Attention is directed to an article by the inventors and a colleague, entitled "An Amber Suppressor tRNA Gene Derived By Site-Specific Mutagenesis: Cloning and Function in Mammalian Cells" in the Proceedings of the National Academy of Science Vol. 79, No. 19, pp. 5813-5817 (1982), and an article entitled "Establishment of Mammalian Cell Lines Containing Multiple Nonsense Mutations and Functional Suppressor tRNA Genes" in Cell Vol. 31, No. 1, pp. 137-146 (1982), both herein incorporated by reference.
Of the sixty-four possible codon triplets which form the genetic code, there are three nonsense codons which are known to stop protein production at cellular ribosomes; the other sixty-one triplets in the code correspond to one or another amino acid. When genetic instruction are translated at the ribosomes, the amino acids are strung together to form complex polypeptides. However, when a nonsense codon is read, it is interpreted as a stop signal terminating the protein production. The three nonsense codons are UAG (amber), UAA (ochre) and UGA (opal).
Nonsense codons are sometimes caused by mutations and, as a result, genetic phenotypes may not be expressed. Despite the presence of the gene directing expression, a crucial protein may not be produced because of an unwanted stop signal reaches a ribosome and terminates the unfinished protein. There are also times when one wants to manipulate a gene to include a nonsense codon. In either case, there exists a need for a suppression mechanism which would permit the cellular ribosomes to "read through" such stop signals when they are unwanted.
Suppressor genes for prokaryotic cells, such as E. coli bacteria, have been isolated and studied. See, for example, Goldberg, Biological Regulation and Development Vol. 1 Gene Expression, pp 433-475 (1979). Such suppressors operate by producing tRNA molecules which possess an altered anticodon for reading the nonsense codon as if it were a normal instruction. For example, an amber mutation results in the creation of a UAG codon in messenger RNA. An amber suppressor gene produces tRNA with a CUA anticodon, thereby inserting an amino acid at the UAG site and permitting continued translation.
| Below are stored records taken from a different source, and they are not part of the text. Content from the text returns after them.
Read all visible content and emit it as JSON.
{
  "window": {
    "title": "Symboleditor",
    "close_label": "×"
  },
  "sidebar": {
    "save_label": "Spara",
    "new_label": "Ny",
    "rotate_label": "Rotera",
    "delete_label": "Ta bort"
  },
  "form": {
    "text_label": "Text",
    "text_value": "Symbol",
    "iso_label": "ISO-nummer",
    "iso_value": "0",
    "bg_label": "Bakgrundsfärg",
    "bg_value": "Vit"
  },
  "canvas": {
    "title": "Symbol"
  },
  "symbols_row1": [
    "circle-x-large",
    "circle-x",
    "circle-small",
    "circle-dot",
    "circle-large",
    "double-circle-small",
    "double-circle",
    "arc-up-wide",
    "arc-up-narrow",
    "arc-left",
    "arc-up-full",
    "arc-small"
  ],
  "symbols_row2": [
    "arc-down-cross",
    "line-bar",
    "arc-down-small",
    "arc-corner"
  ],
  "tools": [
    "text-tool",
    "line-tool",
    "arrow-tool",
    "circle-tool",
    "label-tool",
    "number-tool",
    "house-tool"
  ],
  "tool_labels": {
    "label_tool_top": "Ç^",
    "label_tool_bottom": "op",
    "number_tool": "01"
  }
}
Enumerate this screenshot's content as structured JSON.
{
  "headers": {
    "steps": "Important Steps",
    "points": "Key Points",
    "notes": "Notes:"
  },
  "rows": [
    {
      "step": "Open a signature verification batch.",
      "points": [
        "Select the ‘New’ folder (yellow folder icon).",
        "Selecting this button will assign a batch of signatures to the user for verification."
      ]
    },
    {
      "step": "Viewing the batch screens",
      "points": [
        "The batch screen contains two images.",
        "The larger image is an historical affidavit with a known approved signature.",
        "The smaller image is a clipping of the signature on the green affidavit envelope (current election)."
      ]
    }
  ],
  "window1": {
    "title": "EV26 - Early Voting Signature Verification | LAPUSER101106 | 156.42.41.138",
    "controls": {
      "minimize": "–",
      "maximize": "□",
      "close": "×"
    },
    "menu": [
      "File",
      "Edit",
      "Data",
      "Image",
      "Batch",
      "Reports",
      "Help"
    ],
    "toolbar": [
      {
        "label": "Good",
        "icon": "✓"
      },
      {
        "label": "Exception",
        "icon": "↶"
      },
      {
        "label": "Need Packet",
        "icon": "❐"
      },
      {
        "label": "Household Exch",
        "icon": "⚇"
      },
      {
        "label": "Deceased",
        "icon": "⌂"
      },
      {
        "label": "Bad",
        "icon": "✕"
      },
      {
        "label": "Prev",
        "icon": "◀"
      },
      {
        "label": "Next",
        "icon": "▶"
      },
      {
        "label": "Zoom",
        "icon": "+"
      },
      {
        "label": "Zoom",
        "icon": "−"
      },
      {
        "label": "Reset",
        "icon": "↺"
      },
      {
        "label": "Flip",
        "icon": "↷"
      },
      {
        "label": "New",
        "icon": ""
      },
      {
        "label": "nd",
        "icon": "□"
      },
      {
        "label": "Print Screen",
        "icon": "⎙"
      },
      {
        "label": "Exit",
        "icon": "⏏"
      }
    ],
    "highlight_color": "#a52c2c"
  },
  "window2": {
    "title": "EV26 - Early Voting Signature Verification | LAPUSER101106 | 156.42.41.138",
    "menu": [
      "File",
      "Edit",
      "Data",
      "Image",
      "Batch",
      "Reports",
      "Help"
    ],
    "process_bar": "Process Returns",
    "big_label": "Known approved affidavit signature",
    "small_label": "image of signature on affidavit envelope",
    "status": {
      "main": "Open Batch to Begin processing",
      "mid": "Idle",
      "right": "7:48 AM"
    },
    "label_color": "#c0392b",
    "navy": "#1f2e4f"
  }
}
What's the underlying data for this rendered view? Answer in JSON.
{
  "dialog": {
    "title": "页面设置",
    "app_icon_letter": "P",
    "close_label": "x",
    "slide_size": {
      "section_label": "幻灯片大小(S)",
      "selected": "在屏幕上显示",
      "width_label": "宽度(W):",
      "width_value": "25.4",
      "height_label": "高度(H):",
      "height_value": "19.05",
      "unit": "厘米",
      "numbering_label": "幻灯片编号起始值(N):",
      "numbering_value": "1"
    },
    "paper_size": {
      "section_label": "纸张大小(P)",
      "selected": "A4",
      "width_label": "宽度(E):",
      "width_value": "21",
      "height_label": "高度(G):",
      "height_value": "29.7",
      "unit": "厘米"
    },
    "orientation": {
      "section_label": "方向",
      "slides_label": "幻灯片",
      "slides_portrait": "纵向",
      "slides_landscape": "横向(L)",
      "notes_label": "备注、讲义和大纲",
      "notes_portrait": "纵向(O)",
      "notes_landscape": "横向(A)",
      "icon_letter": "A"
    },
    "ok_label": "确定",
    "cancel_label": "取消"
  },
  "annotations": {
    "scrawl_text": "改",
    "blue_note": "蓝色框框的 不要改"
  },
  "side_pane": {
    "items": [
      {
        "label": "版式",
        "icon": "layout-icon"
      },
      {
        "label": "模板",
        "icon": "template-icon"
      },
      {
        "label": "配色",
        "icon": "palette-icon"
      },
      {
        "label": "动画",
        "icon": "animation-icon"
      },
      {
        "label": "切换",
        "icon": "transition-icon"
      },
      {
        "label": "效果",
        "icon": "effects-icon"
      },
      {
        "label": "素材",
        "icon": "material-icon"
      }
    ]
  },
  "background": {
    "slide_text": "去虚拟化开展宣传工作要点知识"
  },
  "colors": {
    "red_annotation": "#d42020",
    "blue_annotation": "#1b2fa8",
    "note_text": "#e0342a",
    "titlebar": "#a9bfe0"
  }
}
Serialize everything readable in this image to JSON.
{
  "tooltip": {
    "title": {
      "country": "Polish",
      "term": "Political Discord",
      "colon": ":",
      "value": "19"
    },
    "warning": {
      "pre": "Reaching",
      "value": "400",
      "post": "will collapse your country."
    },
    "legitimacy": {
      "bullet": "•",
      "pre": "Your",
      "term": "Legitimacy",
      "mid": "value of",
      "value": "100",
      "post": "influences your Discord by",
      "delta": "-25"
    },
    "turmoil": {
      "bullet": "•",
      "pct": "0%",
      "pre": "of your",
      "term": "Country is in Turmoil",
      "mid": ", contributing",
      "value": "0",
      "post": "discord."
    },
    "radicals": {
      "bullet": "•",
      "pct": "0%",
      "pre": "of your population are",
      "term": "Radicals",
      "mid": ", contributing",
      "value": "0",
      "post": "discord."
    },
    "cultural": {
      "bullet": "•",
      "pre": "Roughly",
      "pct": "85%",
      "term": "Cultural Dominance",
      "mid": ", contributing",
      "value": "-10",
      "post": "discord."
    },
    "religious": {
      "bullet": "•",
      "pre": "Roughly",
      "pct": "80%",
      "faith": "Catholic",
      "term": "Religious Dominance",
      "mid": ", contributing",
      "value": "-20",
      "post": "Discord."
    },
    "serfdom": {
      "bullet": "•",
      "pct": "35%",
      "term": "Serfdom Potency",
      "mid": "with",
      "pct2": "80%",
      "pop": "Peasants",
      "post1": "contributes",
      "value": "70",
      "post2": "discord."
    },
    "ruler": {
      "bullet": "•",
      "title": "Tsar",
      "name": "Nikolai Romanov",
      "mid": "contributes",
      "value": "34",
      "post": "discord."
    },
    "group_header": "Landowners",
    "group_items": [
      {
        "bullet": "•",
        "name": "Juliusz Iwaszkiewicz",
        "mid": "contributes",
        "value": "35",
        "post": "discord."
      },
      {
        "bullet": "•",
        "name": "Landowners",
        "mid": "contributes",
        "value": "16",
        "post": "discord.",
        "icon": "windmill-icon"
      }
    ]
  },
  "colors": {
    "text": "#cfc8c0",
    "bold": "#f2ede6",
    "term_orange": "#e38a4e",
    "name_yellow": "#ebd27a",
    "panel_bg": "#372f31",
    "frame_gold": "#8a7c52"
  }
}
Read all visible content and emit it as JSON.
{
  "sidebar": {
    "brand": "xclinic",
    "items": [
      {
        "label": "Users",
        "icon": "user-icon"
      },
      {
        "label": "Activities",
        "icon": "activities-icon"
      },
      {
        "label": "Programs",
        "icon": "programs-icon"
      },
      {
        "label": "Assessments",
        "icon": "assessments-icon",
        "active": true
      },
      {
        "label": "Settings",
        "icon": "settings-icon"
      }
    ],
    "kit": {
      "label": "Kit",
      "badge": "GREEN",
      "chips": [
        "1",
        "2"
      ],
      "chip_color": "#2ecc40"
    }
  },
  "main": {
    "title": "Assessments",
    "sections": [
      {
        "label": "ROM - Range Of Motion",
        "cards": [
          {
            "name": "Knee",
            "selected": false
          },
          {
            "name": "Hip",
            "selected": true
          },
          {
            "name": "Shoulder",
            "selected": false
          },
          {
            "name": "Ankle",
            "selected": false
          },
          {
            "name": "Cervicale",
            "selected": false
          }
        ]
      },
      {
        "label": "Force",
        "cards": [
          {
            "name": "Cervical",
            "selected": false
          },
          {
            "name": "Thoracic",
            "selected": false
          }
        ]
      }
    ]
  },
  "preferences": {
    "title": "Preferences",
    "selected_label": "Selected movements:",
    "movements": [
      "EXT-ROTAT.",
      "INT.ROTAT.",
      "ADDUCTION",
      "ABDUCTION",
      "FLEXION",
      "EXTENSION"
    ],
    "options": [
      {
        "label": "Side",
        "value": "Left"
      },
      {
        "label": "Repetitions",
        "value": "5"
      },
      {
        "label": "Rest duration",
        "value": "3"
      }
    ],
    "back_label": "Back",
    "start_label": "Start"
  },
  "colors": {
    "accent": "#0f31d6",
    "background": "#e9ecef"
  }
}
While suppressor genes have been characterized for E. coli bacteria and similar work is being conducted on yeasts, the isolation of suppressor genes in mammalian cells has not been successful due to the complexity of such cells and the lack of adequate selection protocols. Moreover, the transformation of bacterial suppressor genes into mammalian cells has not been successful because of the nature of higher organism cells. We are not aware of any successfully synthesized suppressor genes for mammalian cells, other than the ones reported herein. Temple et al in an article entitled "Construction of a Functional Human Suppressor tRNA gene: an approach to gene therapy for Bthalassaemia" Vol. 296 Nature pp 537-542 (Apr., 1982) report the synthesis of a suppressor gene and its expression in frog eggs.
There exists a need for suppressor genes for mammalian cells. The availability of mammalian cell lines with well characterized tRNA suppressor mutants would greatly facilitate genetic analysis of nonsense mutants in mammalian cells and in particular animal viral genomes. Moreover, the availability of such cell lines should open new pathways for the use of mammalian host cells as growth media for vaccines and other valuable products.